6)Yano T, Muto M, Minashi K, et al. Photodynamic therapy as salvage treatment for local failure after chemoradiotherapy in patients with esophageal squamous cell carcinoma: a phase II study. Int J Cancer. 2012 Sep 1;131(5):1228-34.

7) Ohashi S, Kikuchi O, Muto M, et al. Preclinical validation of talaporfin sodium-mediated photodynamic therapy for esophageal squamous cell carcinoma. PLoS One. 2014 Aug 4;9(8):e103126. doi: 10.1371/journal.pone.0103126. eCollection 2014.
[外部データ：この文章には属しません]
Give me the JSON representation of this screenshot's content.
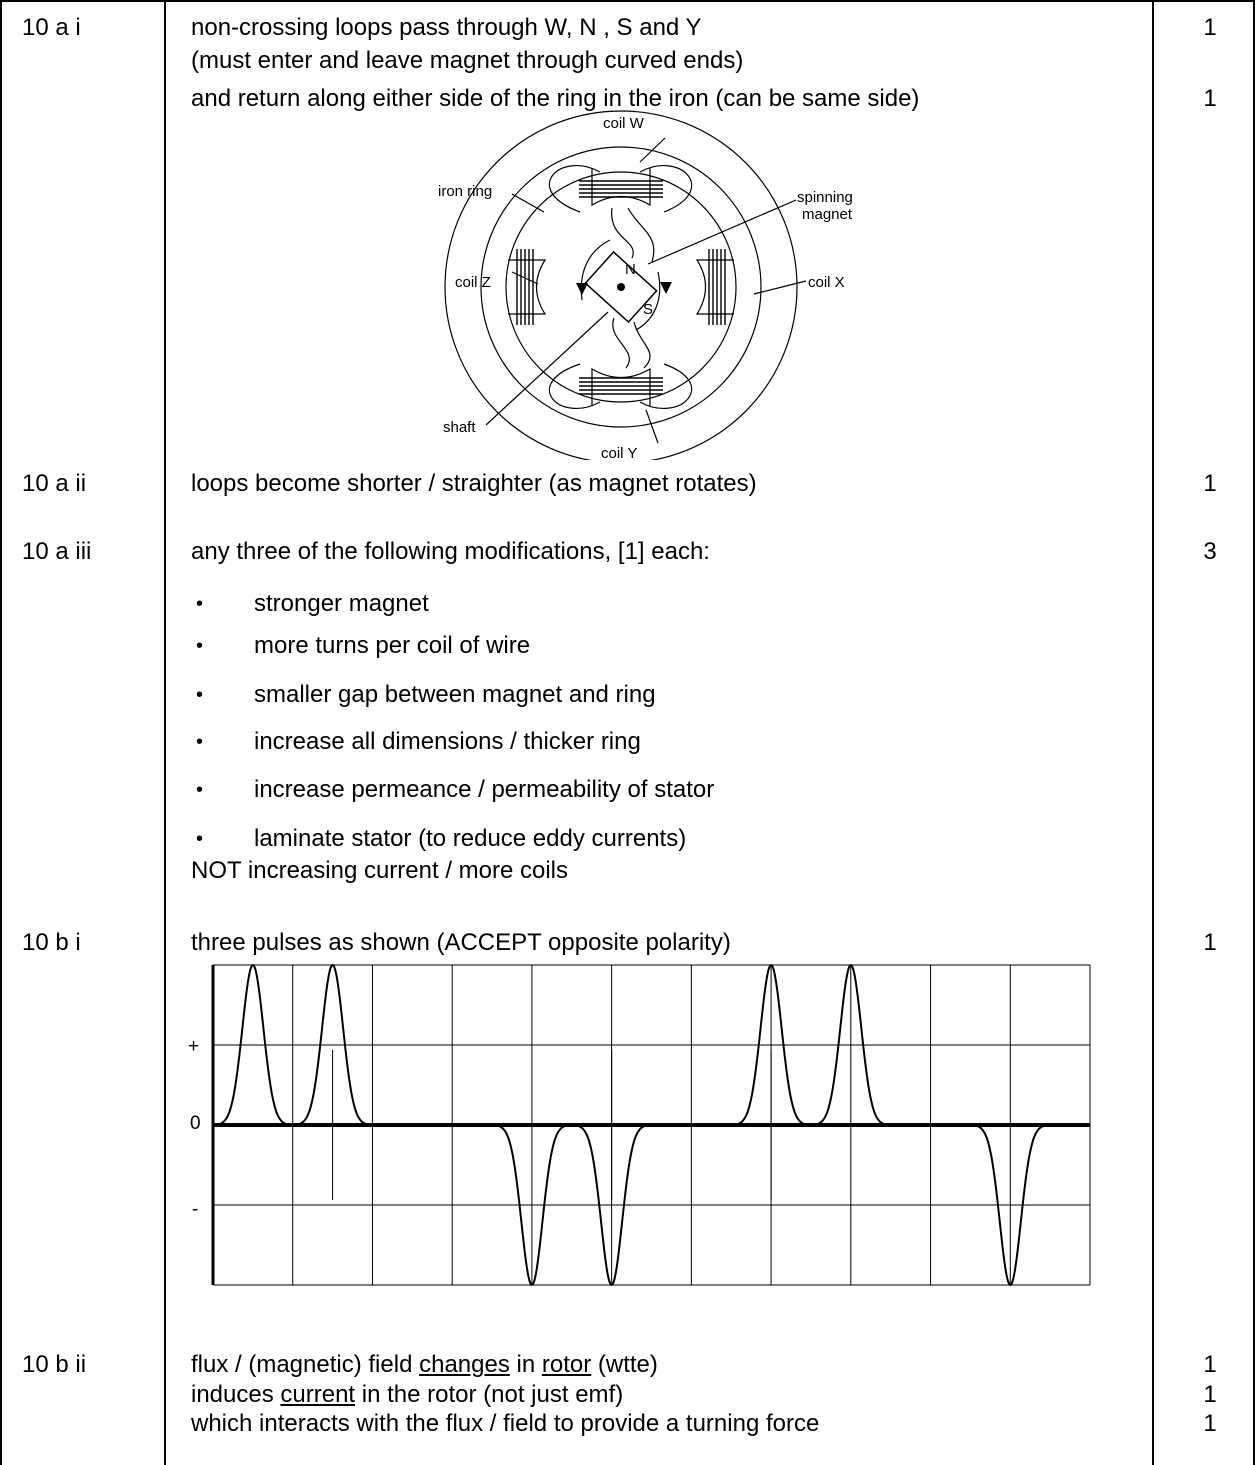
{
  "rows": {
    "a_i": {
      "question": "10 a i",
      "lines": [
        "non-crossing loops pass through W, N , S and Y",
        "(must enter and leave magnet through curved ends)",
        "and return along either side of the ring in the iron (can be same side)"
      ],
      "marks": [
        "1",
        "1"
      ]
    },
    "diagram": {
      "labels": {
        "coil_w": "coil W",
        "iron_ring": "iron ring",
        "spinning_magnet": [
          "spinning",
          "magnet"
        ],
        "coil_z": "coil Z",
        "coil_x": "coil X",
        "n": "N",
        "s": "S",
        "shaft": "shaft",
        "coil_y": "coil Y"
      }
    },
    "a_ii": {
      "question": "10 a ii",
      "text": "loops become shorter / straighter (as magnet rotates)",
      "mark": "1"
    },
    "a_iii": {
      "question": "10 a iii",
      "intro": "any three of the following modifications, [1] each:",
      "mark": "3",
      "bullet_symbol": "•",
      "bullets": [
        "stronger magnet",
        "more turns per coil of wire",
        "smaller gap between magnet and ring",
        "increase all dimensions / thicker ring",
        "increase permeance / permeability of stator",
        "laminate stator (to reduce eddy currents)"
      ],
      "not_line": "NOT increasing current / more coils"
    },
    "b_i": {
      "question": "10 b i",
      "text": "three pulses as shown (ACCEPT opposite polarity)",
      "mark": "1"
    },
    "b_ii": {
      "question": "10 b ii",
      "line1": {
        "a": "flux / (magnetic) field ",
        "b": "changes",
        "c": " in ",
        "d": "rotor",
        "e": " (wtte)"
      },
      "line2": {
        "a": "induces ",
        "b": "current",
        "c": " in the rotor (not just emf)"
      },
      "line3": "which interacts with the flux / field to provide a turning force",
      "marks": [
        "1",
        "1",
        "1"
      ]
    }
  },
  "chart_data": {
    "type": "line",
    "y_tick_labels": [
      "+",
      "0",
      "-"
    ],
    "grid": true,
    "grid_columns": 11,
    "grid_rows": 4,
    "x": [
      0.5,
      1.5,
      4.0,
      5.0,
      7.0,
      8.0,
      10.0
    ],
    "pulse_sign": [
      1,
      1,
      -1,
      -1,
      1,
      1,
      -1
    ],
    "marker_lines_at": [
      1.5,
      5.0,
      7.0
    ],
    "ylim": [
      -1,
      1
    ]
  }
}
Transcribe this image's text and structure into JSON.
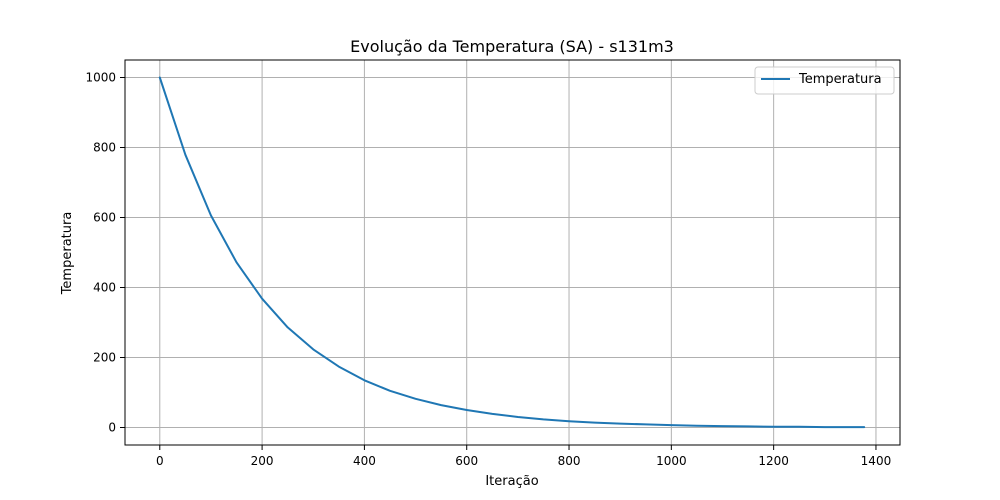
{
  "chart_data": {
    "type": "line",
    "title": "Evolução da Temperatura (SA) - s131m3",
    "xlabel": "Iteração",
    "ylabel": "Temperatura",
    "xlim": [
      -68,
      1447
    ],
    "ylim": [
      -50,
      1050
    ],
    "xticks": [
      0,
      200,
      400,
      600,
      800,
      1000,
      1200,
      1400
    ],
    "yticks": [
      0,
      200,
      400,
      600,
      800,
      1000
    ],
    "grid": true,
    "legend_position": "top-right",
    "series": [
      {
        "name": "Temperatura",
        "color": "#1f77b4",
        "x": [
          0,
          50,
          100,
          150,
          200,
          250,
          300,
          350,
          400,
          450,
          500,
          550,
          600,
          650,
          700,
          750,
          800,
          850,
          900,
          950,
          1000,
          1050,
          1100,
          1150,
          1200,
          1250,
          1300,
          1350,
          1377
        ],
        "y": [
          1000,
          779,
          606,
          472,
          368,
          286,
          223,
          174,
          135,
          105,
          82,
          64,
          50,
          39,
          30,
          23,
          18,
          14,
          11,
          9,
          7,
          5,
          4,
          3,
          2,
          2,
          1,
          1,
          1
        ]
      }
    ]
  }
}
8) Horimatsu T, Muto M, Yoda Y, et al. Tissue damage in the canine normal esophagus by photoactivation with talaporfin sodium (laserphyrin): a preclinical study

PLoS One. 2012;7(6):e38308. doi: 10.1371/journal.pone.0038308. Epub 2012 Jun 13.

9) Yano T, Kasai H, Muto M, et al. A multicenter phase II study of salvage photodynamic therapy using talaporfin sodium (ME2906) and a diode laser (PNL6405EPG) for local failure after chemoradiotherapy or radiotherapy for esophageal cancer. Oncotarget. 2017;8(13):22135-44.